The ruling ends a long legal battle surrounding the former London Stock Exchange tower, now known as 125 Old Broad Street, where on one occasion a 15ft plate glass window fell from the 17th floor onto a busy street just missing office workers enjoying an early lunch.
In total 17 plate glass windows failed on the 26-storey tower forcing its owner to pay to reclad the building, just four years after Lendlease had completed its original renovation project.
Lendlease was named throughout the judgement as the defendant.
But the Enquirer understands that was a procedural matter and the case centred on work by glazing contractor Permasteelisa.
A Lendlease spokesperson said: “Permasteelisa and Lendlease have reached an agreement whereby Lendlease will not be financially impacted.”
Klaus Lother, Chief Executive Officer of Permasteelisa UK Ltd said: “This judgment is relevant to an old project executed in 2005 and is connected with a decision by the client to change the project materials.
“The need for changing said materials was attributed by the client to Permasteelisa, which we objected to.
“Although we cannot agree with the conclusions of the judgment, we were long since prepared for such a possibility.
“Therefore it will have no impact on Permasteelisa business in the UK or at Group level.”
Handing down his judgment last week, Mr Justice Stuart-Smith described the project’s failings as “disastrous”.

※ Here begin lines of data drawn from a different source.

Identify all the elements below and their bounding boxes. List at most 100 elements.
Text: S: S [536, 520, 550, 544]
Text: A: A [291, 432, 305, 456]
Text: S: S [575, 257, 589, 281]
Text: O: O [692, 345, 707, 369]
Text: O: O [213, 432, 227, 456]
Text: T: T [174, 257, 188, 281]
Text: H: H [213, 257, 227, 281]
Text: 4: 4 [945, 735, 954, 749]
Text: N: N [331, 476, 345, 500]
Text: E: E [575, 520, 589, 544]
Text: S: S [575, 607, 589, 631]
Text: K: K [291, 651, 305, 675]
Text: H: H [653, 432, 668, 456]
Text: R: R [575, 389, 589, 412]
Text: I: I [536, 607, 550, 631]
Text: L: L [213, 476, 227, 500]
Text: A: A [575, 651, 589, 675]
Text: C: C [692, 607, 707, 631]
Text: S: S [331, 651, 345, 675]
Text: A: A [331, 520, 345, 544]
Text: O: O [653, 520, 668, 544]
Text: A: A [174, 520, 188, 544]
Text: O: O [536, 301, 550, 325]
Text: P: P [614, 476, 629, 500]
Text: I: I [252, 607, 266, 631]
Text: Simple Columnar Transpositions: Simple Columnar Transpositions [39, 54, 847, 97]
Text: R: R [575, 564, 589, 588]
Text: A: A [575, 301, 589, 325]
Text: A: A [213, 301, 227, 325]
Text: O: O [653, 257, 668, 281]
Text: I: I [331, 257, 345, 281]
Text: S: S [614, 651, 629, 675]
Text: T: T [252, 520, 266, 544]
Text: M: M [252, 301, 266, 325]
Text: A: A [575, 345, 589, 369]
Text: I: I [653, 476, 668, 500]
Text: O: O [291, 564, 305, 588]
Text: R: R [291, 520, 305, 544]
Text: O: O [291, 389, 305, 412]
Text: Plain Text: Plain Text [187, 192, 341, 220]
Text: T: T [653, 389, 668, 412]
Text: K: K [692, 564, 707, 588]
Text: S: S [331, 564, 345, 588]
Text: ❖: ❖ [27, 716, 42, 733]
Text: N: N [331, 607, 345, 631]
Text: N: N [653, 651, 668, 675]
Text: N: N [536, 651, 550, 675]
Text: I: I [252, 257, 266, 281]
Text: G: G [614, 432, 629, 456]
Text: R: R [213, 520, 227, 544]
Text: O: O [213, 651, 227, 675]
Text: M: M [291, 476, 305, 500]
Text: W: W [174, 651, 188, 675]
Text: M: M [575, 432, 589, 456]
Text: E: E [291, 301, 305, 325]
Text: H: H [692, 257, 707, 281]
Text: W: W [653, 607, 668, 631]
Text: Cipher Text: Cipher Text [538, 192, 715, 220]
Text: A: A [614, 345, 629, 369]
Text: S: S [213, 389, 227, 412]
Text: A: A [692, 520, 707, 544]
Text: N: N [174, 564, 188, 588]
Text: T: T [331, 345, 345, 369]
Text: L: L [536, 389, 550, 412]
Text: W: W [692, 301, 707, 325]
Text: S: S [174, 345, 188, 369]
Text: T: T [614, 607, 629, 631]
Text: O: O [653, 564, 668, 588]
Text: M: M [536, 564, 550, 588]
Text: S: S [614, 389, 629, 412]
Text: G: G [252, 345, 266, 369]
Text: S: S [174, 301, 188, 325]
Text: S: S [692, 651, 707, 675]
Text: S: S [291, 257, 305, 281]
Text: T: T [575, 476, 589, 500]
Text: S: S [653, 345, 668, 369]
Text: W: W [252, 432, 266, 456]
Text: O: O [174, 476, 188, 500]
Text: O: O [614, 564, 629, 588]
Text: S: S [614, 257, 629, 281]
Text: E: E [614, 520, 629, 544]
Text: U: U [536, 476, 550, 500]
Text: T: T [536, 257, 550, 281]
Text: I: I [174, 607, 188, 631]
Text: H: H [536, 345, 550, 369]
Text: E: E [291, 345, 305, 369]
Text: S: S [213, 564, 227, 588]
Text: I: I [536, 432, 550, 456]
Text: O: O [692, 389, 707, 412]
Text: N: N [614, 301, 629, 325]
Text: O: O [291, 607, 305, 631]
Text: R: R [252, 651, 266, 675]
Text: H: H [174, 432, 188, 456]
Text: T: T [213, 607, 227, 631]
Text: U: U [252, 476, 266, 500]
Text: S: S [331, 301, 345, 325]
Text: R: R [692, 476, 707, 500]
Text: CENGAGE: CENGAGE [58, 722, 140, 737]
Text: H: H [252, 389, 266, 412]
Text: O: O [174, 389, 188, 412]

Lendlease first carried out the extensive redevelopment of 125 Old Broad Street under a two-year design and build contract, completing in 2008.
Between then and 2012, the building suffered 17 spontaneous glazing failures due to nickel sulphide levels in the glass.
Fortunately, no one was seriously injured by falling glass, but the building had to be cloaked in scaffolding to protect the public.
Owners Hammerson, the Bank of Ireland and GE Real Estate then took the decision to pay for the building to be reclad with a new glass curtain walling system in 2013.
The judge said that Lendlease had failed to ensure it had the sufficient documents to prove the glazing supplied had been properly heat-treated to prevent failure.
He said: “I find as a fact that a substantial proportion of the glass that was used on 125 OBS, probably in the region of 35-40% though possibly more, was not heat soaked in accordance with the requirements of the contract.
“If it had all been heat soaked properly, there would probably have been either no breakages or one breakage.”
Around £8.7m of the £14.7m award covers the reglazing cost, with other remedial works and financing charges making up the balance.